The first of those periods was a heyday of wisecracking crime-fighting teams, a trend whose most distinguished examples are probably Frederick Nebel's Kennedy and MacBride stories. These early Day Keene stories are full of wisecracks, verbs of attribution that sound odd to the modern taste for stripped-down prose (" 'She didn't have nothing to do with that Baylor case,' McCoy defended."), and characters with names like Dolores Delite and Adore Dorado (not to mention lead detectives named McCoy and McCreedy. Celtic names were big in the pulps back then).
Keene will use comprise in the sense that is usually considered incorrect today (" . . . one of the twenty-odd [rooms] that comprised the L-winged mansion . . . "), and at least once he has a character reclining on a chaise lounge, a widespread solecism for chaise longue, French for long chair. Was Keene/Hjerstedt a sloppier writer in his early years, or did American readers and popular writers grow fussier when the whole country went off to college after World War II?
Even if the war did not turn America into a nation of copy editors, it did mark a darker turn in Keene's writing. In "Tong Boy Goes to War" a Chinese American soldier paces his prison cell, contemplating his pending execution for a murder to which he admitted but did not commit. A cheater gets cheated with gruesome consequences in "This Way Out." An elaborate scheme with a gotcha ending ("Dig Deep, Brother") is leavened by what must be one of crime fiction's first serious considerations of the postwar land boom and its consequences for the personal lives of those who fought - and those they left behind.

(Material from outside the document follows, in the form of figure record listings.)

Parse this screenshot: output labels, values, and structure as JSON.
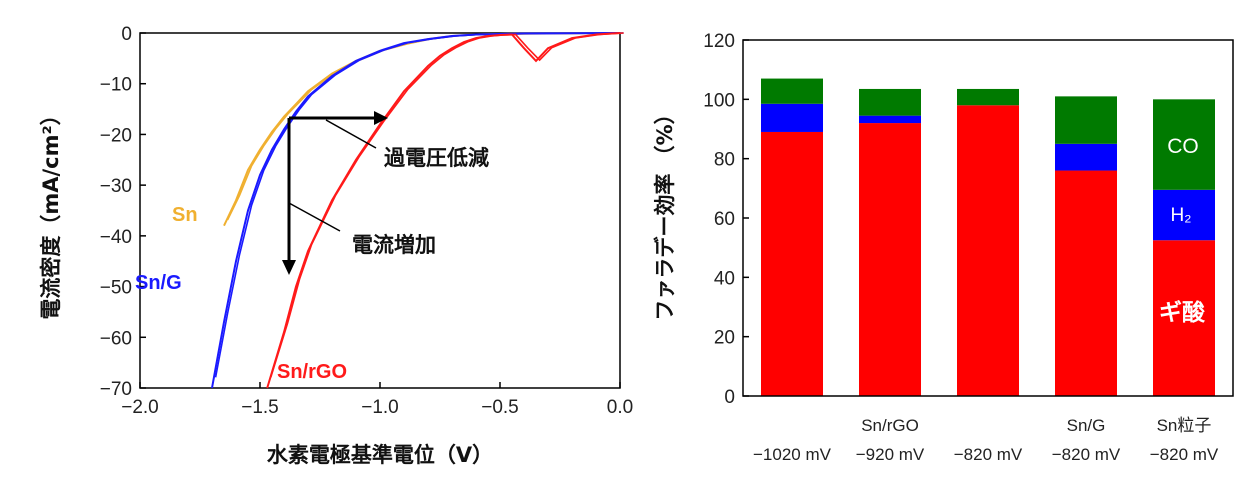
{
  "chart_data": [
    {
      "type": "line",
      "xlabel": "水素電極基準電位（V）",
      "ylabel": "電流密度（mA/cm²）",
      "xlim": [
        -2.0,
        0.0
      ],
      "ylim": [
        -70,
        0
      ],
      "xticks": [
        "−2.0",
        "−1.5",
        "−1.0",
        "−0.5",
        "0.0"
      ],
      "yticks": [
        "0",
        "−10",
        "−20",
        "−30",
        "−40",
        "−50",
        "−60",
        "−70"
      ],
      "series": [
        {
          "name": "Sn",
          "color": "#f0b030",
          "x": [
            -1.65,
            -1.6,
            -1.55,
            -1.5,
            -1.45,
            -1.4,
            -1.35,
            -1.3,
            -1.2,
            -1.1,
            -1.0,
            -0.9,
            -0.8,
            -0.7,
            -0.6,
            -0.5,
            -0.3,
            0.0
          ],
          "y": [
            -38,
            -33,
            -27,
            -23,
            -19.5,
            -16.5,
            -14,
            -11.5,
            -8,
            -5.5,
            -3.5,
            -2.2,
            -1.2,
            -0.6,
            -0.3,
            -0.2,
            -0.1,
            0
          ]
        },
        {
          "name": "Sn/G",
          "color": "#1a1aff",
          "x": [
            -1.7,
            -1.65,
            -1.6,
            -1.55,
            -1.5,
            -1.45,
            -1.4,
            -1.35,
            -1.3,
            -1.2,
            -1.1,
            -1.0,
            -0.9,
            -0.8,
            -0.7,
            -0.6,
            -0.4,
            0.0
          ],
          "y": [
            -70,
            -57,
            -45,
            -35,
            -28,
            -23,
            -19,
            -15.5,
            -12.5,
            -8.5,
            -5.5,
            -3.5,
            -2,
            -1.2,
            -0.6,
            -0.3,
            -0.1,
            0
          ]
        },
        {
          "name": "Sn/rGO",
          "color": "#ff1a1a",
          "x": [
            -1.47,
            -1.4,
            -1.35,
            -1.3,
            -1.2,
            -1.1,
            -1.0,
            -0.9,
            -0.8,
            -0.75,
            -0.7,
            -0.65,
            -0.6,
            -0.55,
            -0.5,
            -0.45,
            -0.4,
            -0.35,
            -0.3,
            -0.2,
            -0.1,
            0.0
          ],
          "y": [
            -70,
            -59,
            -50,
            -43,
            -33,
            -25,
            -18,
            -11.5,
            -6.5,
            -4.5,
            -3,
            -1.8,
            -1,
            -0.6,
            -0.4,
            -0.3,
            -3,
            -5.5,
            -3,
            -1,
            -0.3,
            0
          ]
        }
      ],
      "annotations": [
        "過電圧低減",
        "電流増加"
      ]
    },
    {
      "type": "bar",
      "ylabel": "ファラデー効率 （%）",
      "ylim": [
        0,
        120
      ],
      "yticks": [
        "0",
        "20",
        "40",
        "60",
        "80",
        "100",
        "120"
      ],
      "categories": [
        {
          "line1": "",
          "line2": "−1020 mV"
        },
        {
          "line1": "Sn/rGO",
          "line2": "−920 mV"
        },
        {
          "line1": "",
          "line2": "−820 mV"
        },
        {
          "line1": "Sn/G",
          "line2": "−820 mV"
        },
        {
          "line1": "Sn粒子",
          "line2": "−820 mV"
        }
      ],
      "series": [
        {
          "name": "ギ酸",
          "color": "#ff0000",
          "values": [
            89,
            92,
            98,
            76,
            52.5
          ]
        },
        {
          "name": "H₂",
          "color": "#0000ff",
          "values": [
            9.5,
            2.5,
            0,
            9,
            17
          ]
        },
        {
          "name": "CO",
          "color": "#007a00",
          "values": [
            8.5,
            9,
            5.5,
            16,
            30.5
          ]
        }
      ]
    }
  ]
}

These later stories may remind readers of the nightmare worlds of David Goodis or Cornell Woolrich, tight, constricted, and closing inward on the protagonist. Even those with happy endings take the protagonist and the reader through some hairy territory on the way.

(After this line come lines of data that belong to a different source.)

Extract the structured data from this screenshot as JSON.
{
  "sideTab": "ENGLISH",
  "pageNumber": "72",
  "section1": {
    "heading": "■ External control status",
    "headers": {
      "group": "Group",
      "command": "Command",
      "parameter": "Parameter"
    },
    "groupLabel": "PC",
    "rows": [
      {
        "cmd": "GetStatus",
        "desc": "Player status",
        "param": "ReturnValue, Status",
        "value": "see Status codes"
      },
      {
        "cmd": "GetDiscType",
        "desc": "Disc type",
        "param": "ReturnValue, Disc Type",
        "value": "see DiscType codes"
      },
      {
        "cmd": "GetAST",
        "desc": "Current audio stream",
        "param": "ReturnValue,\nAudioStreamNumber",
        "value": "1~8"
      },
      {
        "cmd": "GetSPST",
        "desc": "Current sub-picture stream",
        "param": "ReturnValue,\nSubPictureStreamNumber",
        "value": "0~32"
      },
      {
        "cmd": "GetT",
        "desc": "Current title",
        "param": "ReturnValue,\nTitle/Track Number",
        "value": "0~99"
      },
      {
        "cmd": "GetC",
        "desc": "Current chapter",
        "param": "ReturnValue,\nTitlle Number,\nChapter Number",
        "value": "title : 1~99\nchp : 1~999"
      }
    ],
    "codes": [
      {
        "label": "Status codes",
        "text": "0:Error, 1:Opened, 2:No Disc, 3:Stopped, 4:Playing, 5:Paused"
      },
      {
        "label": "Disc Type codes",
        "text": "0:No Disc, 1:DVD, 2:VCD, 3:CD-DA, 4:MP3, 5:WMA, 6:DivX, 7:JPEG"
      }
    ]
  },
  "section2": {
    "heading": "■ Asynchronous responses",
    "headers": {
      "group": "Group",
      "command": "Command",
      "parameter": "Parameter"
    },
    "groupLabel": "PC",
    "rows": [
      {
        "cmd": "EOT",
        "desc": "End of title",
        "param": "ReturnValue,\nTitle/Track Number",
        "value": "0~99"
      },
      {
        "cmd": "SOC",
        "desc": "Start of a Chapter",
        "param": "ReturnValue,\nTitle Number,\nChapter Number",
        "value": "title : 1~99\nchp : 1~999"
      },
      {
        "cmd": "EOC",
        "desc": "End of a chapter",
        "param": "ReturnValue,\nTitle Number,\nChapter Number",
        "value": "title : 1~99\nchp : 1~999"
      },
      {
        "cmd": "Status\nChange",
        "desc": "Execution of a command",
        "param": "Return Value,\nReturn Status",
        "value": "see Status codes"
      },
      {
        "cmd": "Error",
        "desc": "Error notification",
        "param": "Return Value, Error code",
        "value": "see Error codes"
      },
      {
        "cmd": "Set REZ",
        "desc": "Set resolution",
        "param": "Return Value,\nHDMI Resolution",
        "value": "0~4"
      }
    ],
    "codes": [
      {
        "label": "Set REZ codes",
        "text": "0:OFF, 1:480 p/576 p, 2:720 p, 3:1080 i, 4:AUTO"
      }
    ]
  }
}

If American taste changed in the decade between the two groups of stories, Keene was enough of a professional to adapt. Thrilling Detective says, "Day Keene wrote everything," not the sort of thing one is accustomed to in today's specialized reading world. If you read crime fiction, you know that Lee Child writes thrillers, Janet Evanovich writes comedy, and Stieg Larsson wrote grim, heavy tosh that managed to appeal to women's revenge fantasies and men's sexual fantasies at the same time.
Keene, on the other hand, was an earlyish representative of a world that vanished with the end of pulp detective magazines in the 1950s and of paperback original publishers such as Gold Medal Books. The late Donald E. Westlake came from that tradition, and Lawrence Block may be its last prominent and productive exemplar. These guys wrote everything. They wrote under their own names and phonebooks' worth of aliases, and the conditions under which they worked contributed much to their versatility. "If I'd had stellar success early on, I'm sure I would have written a lot less," Block said at Philadelphia's NoirCon crime convention last year.
These stories written under the Hjerstedt and Corbett names may surprise even fans who know Day Keene from his 1952 novel Home Is the Sailor, reprinted by in 2005 by Hard Case Crime. Online sources tend to begin with Keene's novels from the late 1940s on. Such lists, however, will include Keene's science fiction, his Westerns, and his "other fiction." Day Keene wrote everything.